Vor dem Hintergrund, dass typische Plattenepithelkarzinome immer oberflächliche Tumoranteile
haben, ist das Merkmal einer submukösen Tumorausbreitung bereits zuvor in der Literatur
als charakeristisch für das seltene lymphoepitheliale Karzinom, das adenoidzystische
Karzinom, Chondrosarkom, Plasmazellgranulom, für vasogene und lipomatöse Tumoren sowie
Tumoren des lymphoretikulären Systems beschrieben worden (Becker et al., RadioGraphics
1998; 18: 1189). Entsprechende durch CT bzw. MRT dokumentierte Fälle mit AK sind unseres
Wissens noch nicht veröffentlicht, obwohl bereits mehrere Publikationen dieses Merkmal
aus histopathologischer Sicht bestätigt haben. Der diagnostische Wert dieses Merkmals
wird allerdings dadurch limitiert, dass AK mit zunehmender Größe auch oberflächliche
Tumoranteile aufweisen können. Außerdem kann es mit schnittbildgebender Diagnostik
in manchen Fällen schwer sein, eindeutig zwischen submukösem und oberflächlichem Tumor
zu unterscheiden. Zur Differenzierung ist hier ergänzend die Auskunft durch den Endoskopiker
hilfreich, um zur Diagnose eines soliden submukösen Tumors zu gelangen. Dies wiederum
sollte den Radiologen dazu veranlassen, die zuvor genannten seltenen Tumoren differenzialdiagnostisch
in Erwägung zu ziehen, damit pathologischerseits zusätzlich zur histopathologischen
Routine spezielle immunhistochemische Tests durchgeführt werden. Diese gelten als
Methode der Wahl, indem neuroendokrine Differenzierungsmerkmale zusätzlich zu epithelialen
Charakterisierungen nachgewiesen werden (z.

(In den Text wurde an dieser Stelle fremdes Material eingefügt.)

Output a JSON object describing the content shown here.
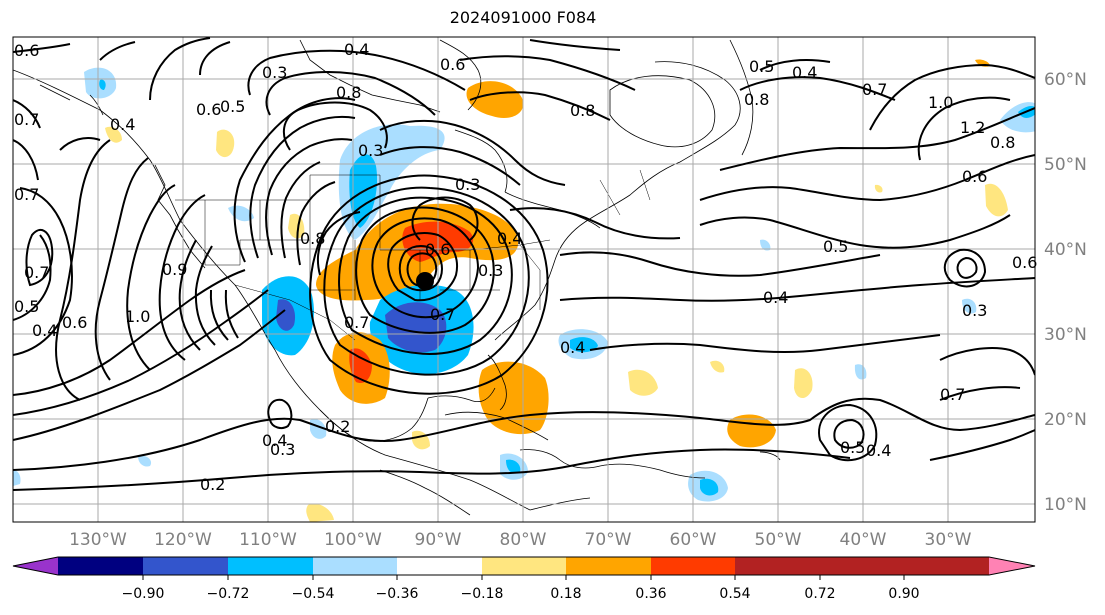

B. Dieler et al.). Die routinemäßig durchgeführte
lichtmikroskopisch-histologische Untersuchung alleine erlaubt oft keine eindeutige
Differenzierung zwischen wenig differenzierten oder undifferenzierten Plattenepithelkarzinomen,
lymphoepithelialen Karzinomen und neuroendokrinen Karzinomen. Vor dem Hintergrund
der hohen Aggressivität von AK im Vergleich zu Plattenepithelkarzinomen liegt es nahe,
dass der Radiologe bei einer ausschließlich submukösen Tumorlokalisation auf eine
für diese Region untypische Histologie eines supraglottischen Larynxtumors zum Beispiel
auf ein neuroendokrines Karzinom hinweist. 3. Submuköse Tumoren erfordern transmuköse
(„tiefe”) Biopsien, die im Rahmen einer direkten Stützendoskopie in Narkose durchgeführt
werden. Für eine erfolgreiche Biopsie besteht die Aufgabe schnittbildgebender Verfahren
nicht nur in der exakten Abgrenzung der submukösen Tumorausdehnung, sondern auch darin,
den Endoskopiker auf die vielversprechendste Biopsiestelle hinzuweisen. Hierzu können
koronare Rekonstruktionen aus dem CT-Datensatz hilfreich sein, um die Tumoren speziell
in der kraniokaudalen Ausdehnung besser abzugrenzen (Brüning et al, Radiologe 1999;
39: 939). So lässt sich die Genauigkeit tiefer Biopsien steigern und die Zeitdauer
bis zur endgültigen Diagnose reduzieren.
Die Diagnose eines AK hat zunächst die Konsequenz eines erweiterten Stagings, wobei
neben einer Somatostatinrezeptor-Szintigraphie ein Thorax- und Abdomen-CT diejenigen
Methoden darstellen, welche suffizient die häufigsten Metastasierungsorgane abdecken.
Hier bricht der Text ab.